Bu tartışmanın bir ileri adımında da insanların sorumlulukları kabul edilir ancak bu sorumluluk tüm topluma mal edilir. Böylece gerçek sorumlular gözden kaçırılır. Marmara’da yüksek düzeyde salya oluşumuyla herkesin gündemine giren felakette de bu yapılmaya başlandı. Örneğin Bakanlık düzeyinde felaketin kendisi kabul ediliyor, bunun nedenleri konusunda da doğru kabul edilebilecek tespitler yapılıyor. Ama sorunun asıl adı bir türlü konulamıyor. Bilim insanlarının çoğunun yaptığı analizler de aynı düzeyde kalıyor. Evet, meselemiz Marmara Denizi’ne boşaltılan atıklar… Bunun içinde İstanbul ve çevre illerin kanalizasyon sistemleri de var, Marmara’yı çevreleyen endüstrilerin asla denetlenmeyen kimyasal atıkları da var. Açıklananlara göre Marmara Denizi çevresinde denizi çöplük olarak görmeyen hiçbir atık sistemi de yok zaten.
Peki bu atık anlayışının söylenildiği gibi çalışmayacağı, Marmara Denizi’ndeki canlılığı yok edeceği ilk defa mı dile getiriliyor, hayır. 1989’dan beri bu meselenin böyle olacağı belli, buna rağmen buna karar verenler, bu sistemi işletenler ve en basit yasal düzenlemeleri bile buna göre yapanlar da belli. Marmara’daki salyanın sorumlusu karar mekanizmalarında hiç yer bulamayan, kendisine hiçbir konu sorulmayan, yönetmesine asla izin verilmeyen halk değil.
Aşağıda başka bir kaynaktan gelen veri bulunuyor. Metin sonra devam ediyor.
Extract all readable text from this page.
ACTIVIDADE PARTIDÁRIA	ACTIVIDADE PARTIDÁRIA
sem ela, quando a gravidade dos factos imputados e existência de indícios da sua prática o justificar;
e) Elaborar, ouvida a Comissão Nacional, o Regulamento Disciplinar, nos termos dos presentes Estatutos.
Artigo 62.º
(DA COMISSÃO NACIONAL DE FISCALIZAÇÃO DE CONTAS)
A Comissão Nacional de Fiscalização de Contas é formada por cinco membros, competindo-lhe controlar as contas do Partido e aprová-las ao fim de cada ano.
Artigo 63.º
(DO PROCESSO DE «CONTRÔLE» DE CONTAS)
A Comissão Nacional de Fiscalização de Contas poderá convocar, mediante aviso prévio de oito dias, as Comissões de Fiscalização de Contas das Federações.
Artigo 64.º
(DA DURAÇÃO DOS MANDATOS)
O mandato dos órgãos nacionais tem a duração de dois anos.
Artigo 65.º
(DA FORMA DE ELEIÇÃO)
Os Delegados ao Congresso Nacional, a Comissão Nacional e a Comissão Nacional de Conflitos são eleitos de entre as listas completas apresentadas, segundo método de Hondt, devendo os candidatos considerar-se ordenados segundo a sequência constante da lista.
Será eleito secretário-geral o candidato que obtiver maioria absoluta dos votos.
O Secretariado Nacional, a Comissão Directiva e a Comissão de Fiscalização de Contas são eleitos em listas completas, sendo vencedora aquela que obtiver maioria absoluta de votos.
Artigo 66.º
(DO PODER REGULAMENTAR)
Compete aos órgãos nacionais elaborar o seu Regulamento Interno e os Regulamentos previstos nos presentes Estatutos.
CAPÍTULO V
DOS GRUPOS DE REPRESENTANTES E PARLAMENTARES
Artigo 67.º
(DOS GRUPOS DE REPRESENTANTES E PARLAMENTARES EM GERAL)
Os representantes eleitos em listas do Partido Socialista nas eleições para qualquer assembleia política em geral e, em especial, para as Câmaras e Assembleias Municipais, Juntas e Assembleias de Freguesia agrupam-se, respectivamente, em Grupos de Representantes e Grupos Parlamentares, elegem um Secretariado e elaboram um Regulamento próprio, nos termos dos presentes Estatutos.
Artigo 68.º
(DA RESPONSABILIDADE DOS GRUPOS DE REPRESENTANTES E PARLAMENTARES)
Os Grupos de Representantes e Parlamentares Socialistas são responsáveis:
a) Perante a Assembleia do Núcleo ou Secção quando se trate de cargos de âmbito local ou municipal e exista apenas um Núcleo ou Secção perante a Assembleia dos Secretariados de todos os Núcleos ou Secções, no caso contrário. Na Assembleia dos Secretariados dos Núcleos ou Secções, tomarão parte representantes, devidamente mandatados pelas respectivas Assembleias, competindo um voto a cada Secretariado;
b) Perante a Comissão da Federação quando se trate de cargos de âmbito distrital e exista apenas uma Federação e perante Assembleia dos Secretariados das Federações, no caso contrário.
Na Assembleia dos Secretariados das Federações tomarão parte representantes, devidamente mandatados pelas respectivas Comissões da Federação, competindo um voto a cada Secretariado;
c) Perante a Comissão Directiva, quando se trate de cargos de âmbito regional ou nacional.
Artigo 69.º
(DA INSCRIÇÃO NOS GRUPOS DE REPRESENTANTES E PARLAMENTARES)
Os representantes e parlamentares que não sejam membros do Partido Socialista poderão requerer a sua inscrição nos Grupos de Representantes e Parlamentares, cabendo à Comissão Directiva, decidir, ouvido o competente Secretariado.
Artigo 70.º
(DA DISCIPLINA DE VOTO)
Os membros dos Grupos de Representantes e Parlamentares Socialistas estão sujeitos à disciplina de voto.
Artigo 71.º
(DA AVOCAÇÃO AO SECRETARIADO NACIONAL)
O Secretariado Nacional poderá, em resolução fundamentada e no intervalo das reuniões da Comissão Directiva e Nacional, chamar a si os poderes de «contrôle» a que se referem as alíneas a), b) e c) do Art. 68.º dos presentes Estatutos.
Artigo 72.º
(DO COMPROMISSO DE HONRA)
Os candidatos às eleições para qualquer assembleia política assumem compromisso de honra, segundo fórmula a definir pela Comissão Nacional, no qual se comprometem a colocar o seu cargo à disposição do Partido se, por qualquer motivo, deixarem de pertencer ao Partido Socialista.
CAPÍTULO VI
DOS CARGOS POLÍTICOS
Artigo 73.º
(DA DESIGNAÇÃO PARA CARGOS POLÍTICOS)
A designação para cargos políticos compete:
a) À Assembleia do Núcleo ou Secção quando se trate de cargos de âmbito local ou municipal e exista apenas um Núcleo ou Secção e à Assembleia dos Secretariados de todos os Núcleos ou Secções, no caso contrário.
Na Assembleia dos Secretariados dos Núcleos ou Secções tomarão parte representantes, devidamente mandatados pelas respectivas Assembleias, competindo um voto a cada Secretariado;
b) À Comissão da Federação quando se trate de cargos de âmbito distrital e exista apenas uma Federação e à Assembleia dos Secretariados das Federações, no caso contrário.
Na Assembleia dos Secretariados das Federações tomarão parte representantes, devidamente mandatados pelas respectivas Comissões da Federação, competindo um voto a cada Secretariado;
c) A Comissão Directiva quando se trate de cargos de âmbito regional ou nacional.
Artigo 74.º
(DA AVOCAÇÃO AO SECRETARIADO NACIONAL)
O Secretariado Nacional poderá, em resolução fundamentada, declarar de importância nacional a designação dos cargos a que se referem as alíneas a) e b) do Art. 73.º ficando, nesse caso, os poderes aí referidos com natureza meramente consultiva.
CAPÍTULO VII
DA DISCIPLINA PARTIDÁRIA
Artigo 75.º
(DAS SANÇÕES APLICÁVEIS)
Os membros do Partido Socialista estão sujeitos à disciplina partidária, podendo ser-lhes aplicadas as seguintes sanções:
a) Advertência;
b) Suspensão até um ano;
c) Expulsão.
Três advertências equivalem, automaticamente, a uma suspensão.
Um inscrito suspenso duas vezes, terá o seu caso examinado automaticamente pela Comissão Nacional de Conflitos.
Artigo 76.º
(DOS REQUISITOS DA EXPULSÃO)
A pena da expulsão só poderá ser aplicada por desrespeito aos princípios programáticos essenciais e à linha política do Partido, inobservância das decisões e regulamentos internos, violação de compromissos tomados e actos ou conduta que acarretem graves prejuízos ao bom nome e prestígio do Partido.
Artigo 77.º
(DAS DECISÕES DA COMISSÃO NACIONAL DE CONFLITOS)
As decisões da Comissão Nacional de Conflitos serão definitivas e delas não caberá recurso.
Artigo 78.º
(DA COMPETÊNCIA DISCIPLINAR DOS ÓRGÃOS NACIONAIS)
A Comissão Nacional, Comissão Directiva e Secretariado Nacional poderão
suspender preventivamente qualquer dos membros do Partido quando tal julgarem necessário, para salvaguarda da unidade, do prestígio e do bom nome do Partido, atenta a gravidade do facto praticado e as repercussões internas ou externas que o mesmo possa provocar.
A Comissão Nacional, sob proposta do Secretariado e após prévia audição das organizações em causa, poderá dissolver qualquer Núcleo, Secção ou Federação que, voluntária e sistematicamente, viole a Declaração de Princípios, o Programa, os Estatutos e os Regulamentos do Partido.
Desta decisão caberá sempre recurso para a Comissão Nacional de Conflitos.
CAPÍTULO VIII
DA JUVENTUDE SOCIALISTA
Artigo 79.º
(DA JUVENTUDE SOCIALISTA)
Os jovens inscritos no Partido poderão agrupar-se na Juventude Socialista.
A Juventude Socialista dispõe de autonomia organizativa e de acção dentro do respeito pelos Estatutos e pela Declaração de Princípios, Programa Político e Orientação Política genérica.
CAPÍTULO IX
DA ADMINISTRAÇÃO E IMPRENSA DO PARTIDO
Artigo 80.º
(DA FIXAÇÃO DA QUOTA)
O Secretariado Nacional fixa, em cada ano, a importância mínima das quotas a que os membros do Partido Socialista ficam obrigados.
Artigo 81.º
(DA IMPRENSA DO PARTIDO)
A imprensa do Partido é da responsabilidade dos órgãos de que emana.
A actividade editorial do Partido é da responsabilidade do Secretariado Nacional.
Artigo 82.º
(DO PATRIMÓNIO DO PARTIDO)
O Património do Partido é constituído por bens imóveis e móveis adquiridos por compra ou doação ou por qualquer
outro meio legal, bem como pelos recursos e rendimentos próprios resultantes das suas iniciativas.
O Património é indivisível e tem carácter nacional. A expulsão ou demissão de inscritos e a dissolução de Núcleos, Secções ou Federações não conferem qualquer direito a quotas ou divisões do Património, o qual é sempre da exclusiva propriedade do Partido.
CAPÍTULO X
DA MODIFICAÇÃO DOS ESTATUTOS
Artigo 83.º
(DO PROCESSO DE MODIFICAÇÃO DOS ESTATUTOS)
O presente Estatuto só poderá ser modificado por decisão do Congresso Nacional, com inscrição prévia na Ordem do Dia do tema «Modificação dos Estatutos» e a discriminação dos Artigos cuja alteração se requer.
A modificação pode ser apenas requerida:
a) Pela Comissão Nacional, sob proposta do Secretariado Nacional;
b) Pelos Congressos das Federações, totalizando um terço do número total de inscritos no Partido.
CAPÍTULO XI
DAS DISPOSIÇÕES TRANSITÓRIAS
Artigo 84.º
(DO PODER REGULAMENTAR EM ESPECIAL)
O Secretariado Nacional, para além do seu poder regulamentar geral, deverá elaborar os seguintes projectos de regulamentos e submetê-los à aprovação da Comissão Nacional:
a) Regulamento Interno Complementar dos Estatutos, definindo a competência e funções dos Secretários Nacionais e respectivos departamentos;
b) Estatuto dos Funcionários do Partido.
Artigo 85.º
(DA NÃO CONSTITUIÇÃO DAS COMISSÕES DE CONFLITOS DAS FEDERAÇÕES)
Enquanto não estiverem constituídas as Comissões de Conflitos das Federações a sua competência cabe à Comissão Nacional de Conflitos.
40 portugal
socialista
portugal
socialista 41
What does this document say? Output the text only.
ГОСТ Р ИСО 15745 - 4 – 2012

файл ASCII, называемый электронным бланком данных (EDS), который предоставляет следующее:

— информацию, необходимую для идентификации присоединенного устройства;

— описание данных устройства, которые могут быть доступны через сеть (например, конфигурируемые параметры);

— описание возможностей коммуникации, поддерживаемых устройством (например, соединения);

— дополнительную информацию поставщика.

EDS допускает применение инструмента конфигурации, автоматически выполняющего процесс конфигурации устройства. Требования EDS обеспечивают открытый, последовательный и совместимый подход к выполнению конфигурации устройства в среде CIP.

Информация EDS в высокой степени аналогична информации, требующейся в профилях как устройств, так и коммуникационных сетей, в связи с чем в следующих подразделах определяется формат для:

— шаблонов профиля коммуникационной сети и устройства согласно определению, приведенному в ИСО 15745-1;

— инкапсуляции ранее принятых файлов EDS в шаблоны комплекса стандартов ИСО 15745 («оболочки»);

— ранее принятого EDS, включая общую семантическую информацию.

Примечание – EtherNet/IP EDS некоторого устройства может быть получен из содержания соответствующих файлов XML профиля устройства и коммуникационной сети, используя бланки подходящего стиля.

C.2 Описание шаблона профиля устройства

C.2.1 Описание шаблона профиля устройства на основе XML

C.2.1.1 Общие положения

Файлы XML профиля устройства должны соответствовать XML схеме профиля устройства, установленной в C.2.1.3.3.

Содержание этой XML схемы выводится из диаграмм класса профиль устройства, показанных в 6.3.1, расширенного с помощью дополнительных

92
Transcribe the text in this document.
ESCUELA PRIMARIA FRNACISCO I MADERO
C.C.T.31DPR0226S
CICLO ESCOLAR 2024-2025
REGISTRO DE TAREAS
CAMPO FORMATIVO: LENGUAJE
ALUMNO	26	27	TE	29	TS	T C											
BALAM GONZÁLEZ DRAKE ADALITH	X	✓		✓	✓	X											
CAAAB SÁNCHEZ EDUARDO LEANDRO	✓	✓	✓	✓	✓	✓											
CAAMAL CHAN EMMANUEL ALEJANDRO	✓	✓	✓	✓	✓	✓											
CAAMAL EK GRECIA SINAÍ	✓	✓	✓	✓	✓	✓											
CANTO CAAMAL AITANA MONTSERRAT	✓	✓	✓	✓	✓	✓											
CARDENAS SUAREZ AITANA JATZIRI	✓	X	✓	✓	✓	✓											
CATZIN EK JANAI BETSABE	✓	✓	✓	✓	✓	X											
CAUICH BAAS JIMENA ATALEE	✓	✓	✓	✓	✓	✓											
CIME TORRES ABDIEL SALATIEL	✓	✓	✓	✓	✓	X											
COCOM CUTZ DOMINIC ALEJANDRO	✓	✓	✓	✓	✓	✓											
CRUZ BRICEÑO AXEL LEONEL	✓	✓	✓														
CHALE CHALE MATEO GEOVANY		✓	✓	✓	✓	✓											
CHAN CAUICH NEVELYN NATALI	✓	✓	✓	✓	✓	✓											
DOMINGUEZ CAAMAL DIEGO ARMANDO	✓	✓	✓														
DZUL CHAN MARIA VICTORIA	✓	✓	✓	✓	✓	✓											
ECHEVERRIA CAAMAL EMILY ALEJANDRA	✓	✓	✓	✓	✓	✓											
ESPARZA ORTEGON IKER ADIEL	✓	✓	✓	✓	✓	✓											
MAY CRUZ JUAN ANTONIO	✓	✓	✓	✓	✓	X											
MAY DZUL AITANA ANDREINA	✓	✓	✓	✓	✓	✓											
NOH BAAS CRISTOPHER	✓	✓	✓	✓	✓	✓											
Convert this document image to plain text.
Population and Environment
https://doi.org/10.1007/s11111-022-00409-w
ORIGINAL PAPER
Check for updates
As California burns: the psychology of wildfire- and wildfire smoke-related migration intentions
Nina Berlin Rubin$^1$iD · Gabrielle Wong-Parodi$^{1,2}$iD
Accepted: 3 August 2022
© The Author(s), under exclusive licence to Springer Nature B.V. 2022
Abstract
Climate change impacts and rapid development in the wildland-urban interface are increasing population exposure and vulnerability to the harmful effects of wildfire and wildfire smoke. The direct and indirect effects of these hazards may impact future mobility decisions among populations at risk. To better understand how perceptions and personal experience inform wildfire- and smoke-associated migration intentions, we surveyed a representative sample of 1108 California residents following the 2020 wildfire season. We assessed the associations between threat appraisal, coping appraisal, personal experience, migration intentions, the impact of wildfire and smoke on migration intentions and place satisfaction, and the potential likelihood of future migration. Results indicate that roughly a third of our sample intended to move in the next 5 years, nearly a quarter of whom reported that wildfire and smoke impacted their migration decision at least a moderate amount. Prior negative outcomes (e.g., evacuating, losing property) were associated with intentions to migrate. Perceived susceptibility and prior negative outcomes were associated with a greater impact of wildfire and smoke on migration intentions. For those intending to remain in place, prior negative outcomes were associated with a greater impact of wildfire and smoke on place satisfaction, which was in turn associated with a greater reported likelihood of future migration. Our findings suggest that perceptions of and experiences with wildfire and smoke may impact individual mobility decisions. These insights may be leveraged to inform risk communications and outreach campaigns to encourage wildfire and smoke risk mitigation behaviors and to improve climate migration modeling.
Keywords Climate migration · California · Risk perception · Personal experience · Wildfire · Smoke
Bunun tam aksine, en başta atıklarını dolu dizgin Marmara’ya boşaltan işletmeler, sonra da endüstrinin çıkarlarına göre her şeyi düzenleyenler, kolaya kaçıp hiçbir arıtma sürecini düzgün işletmeyenler sorumlu. Yani bir bütün içinde insanlar değil, bu düzen sorumlu.
Bu çarpıtma küresel ısınma için de çokça yapılıyor. İlk aşamada küresel ısınmanın insan kaynaklı olup olmadığı tartışılıyordu. Şimdi bu durum kabul edildi; bu sefer de sorumlu tüm güçleriyle ormanları yok eden, doymazcasına petrol tüketen ve bu işleyişin değiştirilmesine her yönden karşı çıkan şirketler mi diye tartışılıyor. Bireysel faaliyetlerin bu kocaman sistemsel felaketteki payı devede kulak, bunun üstü kapatılıyor.
Yoldaşlar, size asıl sorumlunun insanların tüketim alışkanlıkları olduğunu, bireysel tercihlerin düzelmesi ile bu sorunların çözülebileceğini, hatta suçlunun aslında hepimiz olduğunu söyleyen olursa inanmayın. Sorunun ve sorumlunun adı kapitalist düzendir. Yapılacak şey de bu düzeni yıkmak için mücadele etmektir.